The following question showed up as part of a proof that I am doing for my research thesis.
If we have a differentiable function $f: \mathbb{R}^n \to \mathbb{R}$ and then set $n-d$ coordinates to zero we get a new differentiable function $g: \mathbb{R}^d \to \mathbb{R}$. Now, given the gradient $\nabla_x f(x)$, how one can get $\nabla_y g(y)$?
My try
Let $x \in \mathbb{R}^n$ and $S \subset \{1,\dots,n\}$ such that $|S|=d$ where $|\cdot|$ is the cardinality of the set. Let $U_S$ be a restricted identity matrix such that the $j$-th entry of the diagonal matrix is maintained if $j \in S$ otherwise it is set to zero. Also, let $I_S$ be the restriction of $U_S$ where we keep nonzero columns and remove zero columns. Hence,
$$
g(y)=f(U_Sx)
$$
where $y=I_S^{\top}x$.
The above is the translation of what I stated in terms of functions $f$ and $g$.

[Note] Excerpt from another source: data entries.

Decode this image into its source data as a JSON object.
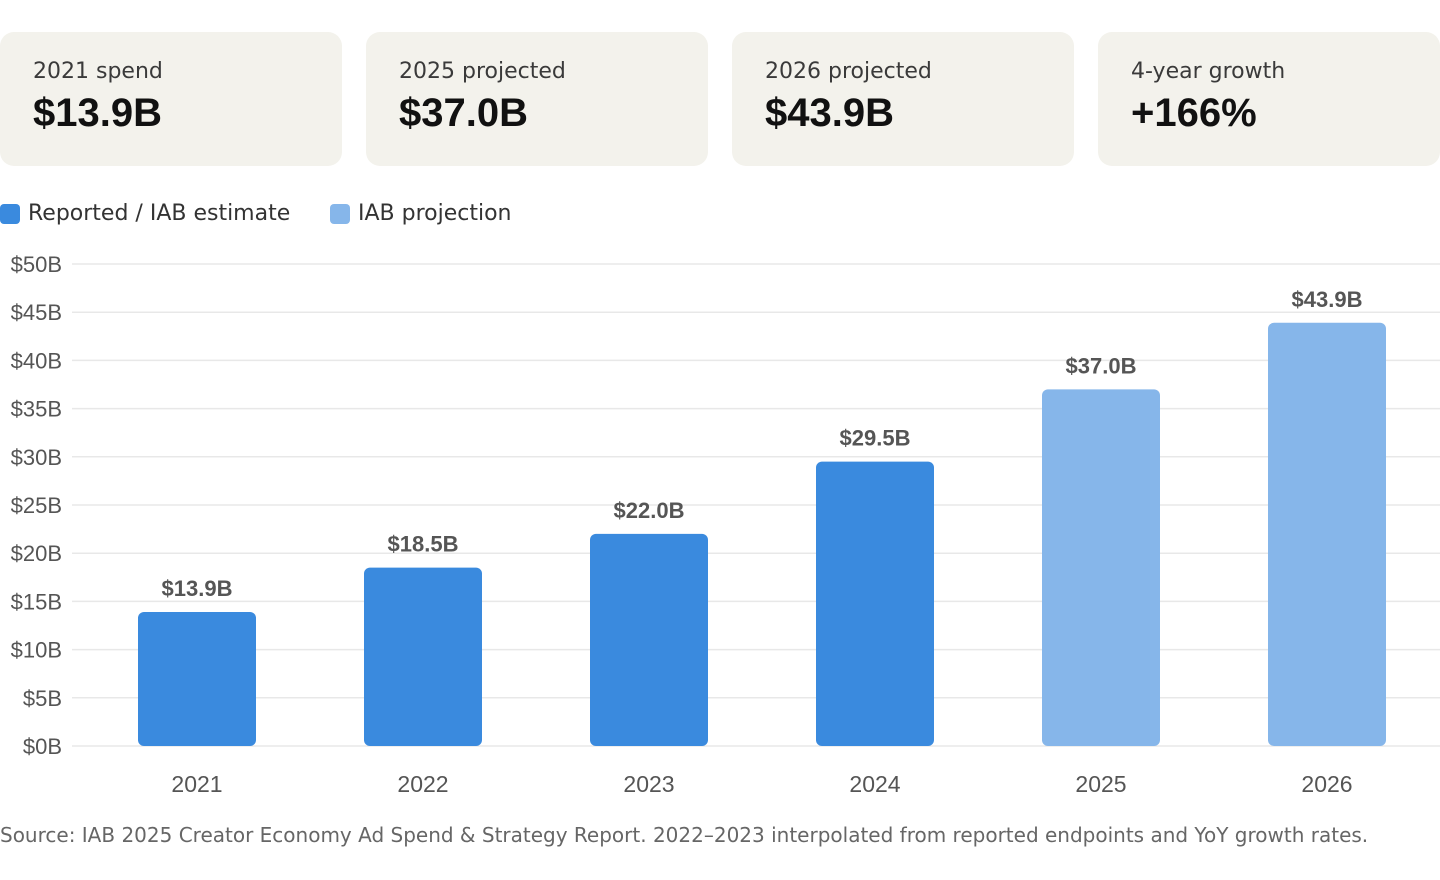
{
  "cards": [
    {
      "label": "2021 spend",
      "value": "$13.9B"
    },
    {
      "label": "2025 projected",
      "value": "$37.0B"
    },
    {
      "label": "2026 projected",
      "value": "$43.9B"
    },
    {
      "label": "4-year growth",
      "value": "+166%"
    }
  ],
  "legend": [
    {
      "label": "Reported / IAB estimate",
      "color": "#3a8ade"
    },
    {
      "label": "IAB projection",
      "color": "#86b6ea"
    }
  ],
  "chart_data": {
    "type": "bar",
    "title": "",
    "xlabel": "",
    "ylabel": "",
    "categories": [
      "2021",
      "2022",
      "2023",
      "2024",
      "2025",
      "2026"
    ],
    "values": [
      13.9,
      18.5,
      22.0,
      29.5,
      37.0,
      43.9
    ],
    "data_labels": [
      "$13.9B",
      "$18.5B",
      "$22.0B",
      "$29.5B",
      "$37.0B",
      "$43.9B"
    ],
    "series_kind": [
      "reported",
      "reported",
      "reported",
      "reported",
      "projection",
      "projection"
    ],
    "ylim": [
      0,
      50
    ],
    "yticks": [
      0,
      5,
      10,
      15,
      20,
      25,
      30,
      35,
      40,
      45,
      50
    ],
    "ytick_labels": [
      "$0B",
      "$5B",
      "$10B",
      "$15B",
      "$20B",
      "$25B",
      "$30B",
      "$35B",
      "$40B",
      "$45B",
      "$50B"
    ],
    "grid": true,
    "colors": {
      "reported": "#3a8ade",
      "projection": "#86b6ea",
      "grid": "#e8e8e8",
      "text": "#555555"
    }
  },
  "source": "Source: IAB 2025 Creator Economy Ad Spend & Strategy Report. 2022–2023 interpolated from reported endpoints and YoY growth rates."
}
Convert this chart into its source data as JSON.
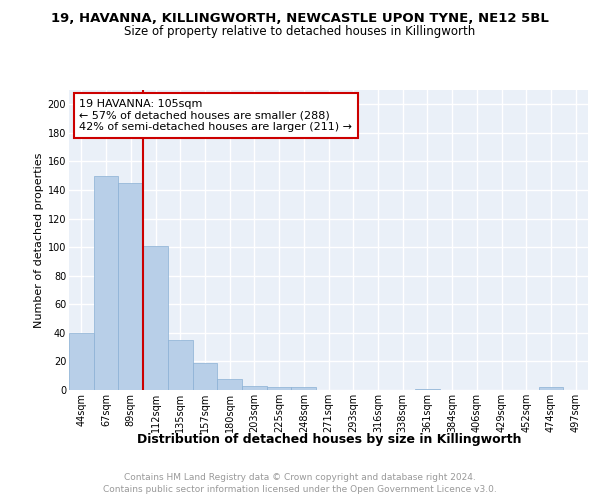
{
  "title": "19, HAVANNA, KILLINGWORTH, NEWCASTLE UPON TYNE, NE12 5BL",
  "subtitle": "Size of property relative to detached houses in Killingworth",
  "xlabel": "Distribution of detached houses by size in Killingworth",
  "ylabel": "Number of detached properties",
  "categories": [
    "44sqm",
    "67sqm",
    "89sqm",
    "112sqm",
    "135sqm",
    "157sqm",
    "180sqm",
    "203sqm",
    "225sqm",
    "248sqm",
    "271sqm",
    "293sqm",
    "316sqm",
    "338sqm",
    "361sqm",
    "384sqm",
    "406sqm",
    "429sqm",
    "452sqm",
    "474sqm",
    "497sqm"
  ],
  "values": [
    40,
    150,
    145,
    101,
    35,
    19,
    8,
    3,
    2,
    2,
    0,
    0,
    0,
    0,
    1,
    0,
    0,
    0,
    0,
    2,
    0
  ],
  "bar_color": "#b8cfe8",
  "bar_edge_color": "#8ab0d4",
  "vline_color": "#cc0000",
  "annotation_text": "19 HAVANNA: 105sqm\n← 57% of detached houses are smaller (288)\n42% of semi-detached houses are larger (211) →",
  "annotation_box_color": "#ffffff",
  "annotation_box_edge": "#cc0000",
  "ylim": [
    0,
    210
  ],
  "yticks": [
    0,
    20,
    40,
    60,
    80,
    100,
    120,
    140,
    160,
    180,
    200
  ],
  "footer_line1": "Contains HM Land Registry data © Crown copyright and database right 2024.",
  "footer_line2": "Contains public sector information licensed under the Open Government Licence v3.0.",
  "background_color": "#eaf0f8",
  "grid_color": "#ffffff",
  "title_fontsize": 9.5,
  "subtitle_fontsize": 8.5,
  "ylabel_fontsize": 8,
  "xlabel_fontsize": 9,
  "tick_fontsize": 7,
  "footer_fontsize": 6.5,
  "annotation_fontsize": 8
}
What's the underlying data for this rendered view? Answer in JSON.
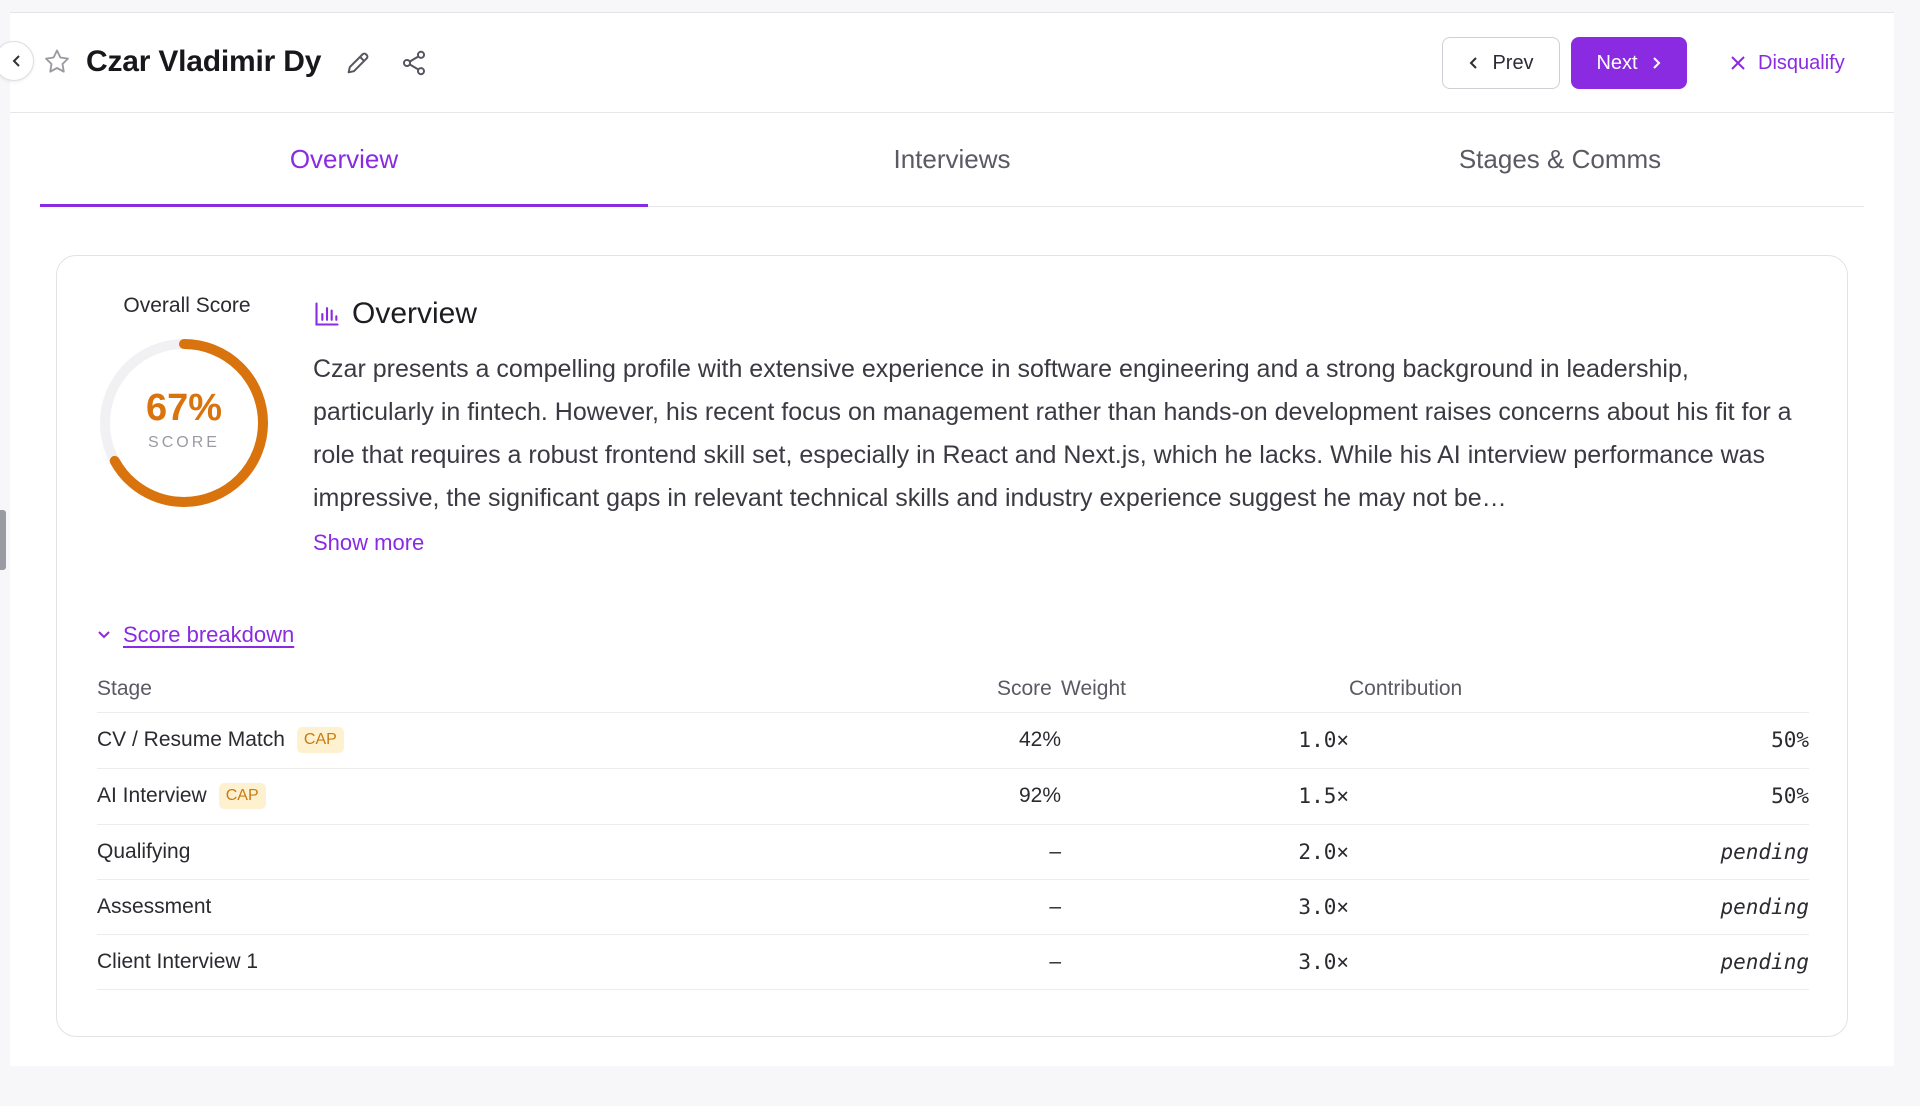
{
  "header": {
    "candidate_name": "Czar Vladimir Dy",
    "prev_label": "Prev",
    "next_label": "Next",
    "disqualify_label": "Disqualify"
  },
  "tabs": [
    {
      "label": "Overview",
      "active": true
    },
    {
      "label": "Interviews",
      "active": false
    },
    {
      "label": "Stages & Comms",
      "active": false
    }
  ],
  "overall": {
    "label": "Overall Score",
    "value_text": "67%",
    "value": 0.67,
    "sub": "SCORE",
    "color": "#d9730d"
  },
  "overview": {
    "title": "Overview",
    "text": "Czar presents a compelling profile with extensive experience in software engineering and a strong background in leadership, particularly in fintech. However, his recent focus on management rather than hands-on development raises concerns about his fit for a role that requires a robust frontend skill set, especially in React and Next.js, which he lacks. While his AI interview performance was impressive, the significant gaps in relevant technical skills and industry experience suggest he may not be…",
    "show_more": "Show more"
  },
  "breakdown": {
    "toggle_label": "Score breakdown",
    "columns": [
      "Stage",
      "Score",
      "Weight",
      "Contribution"
    ],
    "rows": [
      {
        "stage": "CV / Resume Match",
        "badge": "CAP",
        "score": "42%",
        "weight": "1.0×",
        "contribution": "50%"
      },
      {
        "stage": "AI Interview",
        "badge": "CAP",
        "score": "92%",
        "weight": "1.5×",
        "contribution": "50%"
      },
      {
        "stage": "Qualifying",
        "badge": "",
        "score": "–",
        "weight": "2.0×",
        "contribution": "pending"
      },
      {
        "stage": "Assessment",
        "badge": "",
        "score": "–",
        "weight": "3.0×",
        "contribution": "pending"
      },
      {
        "stage": "Client Interview 1",
        "badge": "",
        "score": "–",
        "weight": "3.0×",
        "contribution": "pending"
      }
    ]
  },
  "colors": {
    "accent": "#8a2be2",
    "score_low": "#d9480f",
    "score_high": "#1f9d63",
    "cap_bg": "#fdf1cf"
  }
}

From this point things are a little bit unclear. I think the answer should be $\nabla_y g(y)=I_S^{\top} \nabla_x f(x)$ but I do not know how to get it.
Also, I know using the chain rule $J_x f(U_S x)=J_{W} f(W)J_x W= J_{W} f(W)U_S$ where $J$ is the Jacobian and $W=U_S x$. In addition, $\nabla^{\top}_x f(U_Sx) = J_x f(U_S x)=J_{W} f(W)U_S$. I do not know how to put things together.
Best Answer
Since no one has posted an answer yet, and I get the same result as you suggest, I thought I'll post my solution for you to judge:
We have that $$U_S x = I_S y$$ so that, vieweing matrices as linear transformations $$g(y) = f(U_S x) = f(I_S y) = f\circ I_S (y)$$ And similar to what you write about $J_{U_S}(x)$ we have $J_{I_S}(y) = I_S$. Applying the chain rule: $J_{h_1 \circ h_2}(a) = J_{h_1}(h_2(a))J_{h_2}(a)$ then gives $$\begin{align} (\nabla_y g(y))^T = J_g(y) =\\ J_{f\circ I_S}(y) = \\ J_f(I_s y)J_{I_S}(y) = \\ J_f(U_s x)I_S = \\ (\nabla_x f(U_S x))^TI_S \implies \\ \nabla_y g(y) = [(\nabla_x f(U_S x))^TI_S]^T = I_S^T\nabla_x f(U_S x) \end{align} $$
Due to the definitions of $U_S$ and $I_S$, the zero columns in $I_S^T$ exactly matches the rows where $\nabla_x f(U_S x)$ and $\nabla_x f(x)$ might differ, so finally we obtain $$ \nabla_y g(y) = I_S^T\nabla_x f(U_S x) = I_S^T \nabla_x f(x) $$
Edit:
As pointed out in the comments, it would be more correct to write $$ \nabla_y g(y) = I_S^T\nabla_x f(I_S y) $$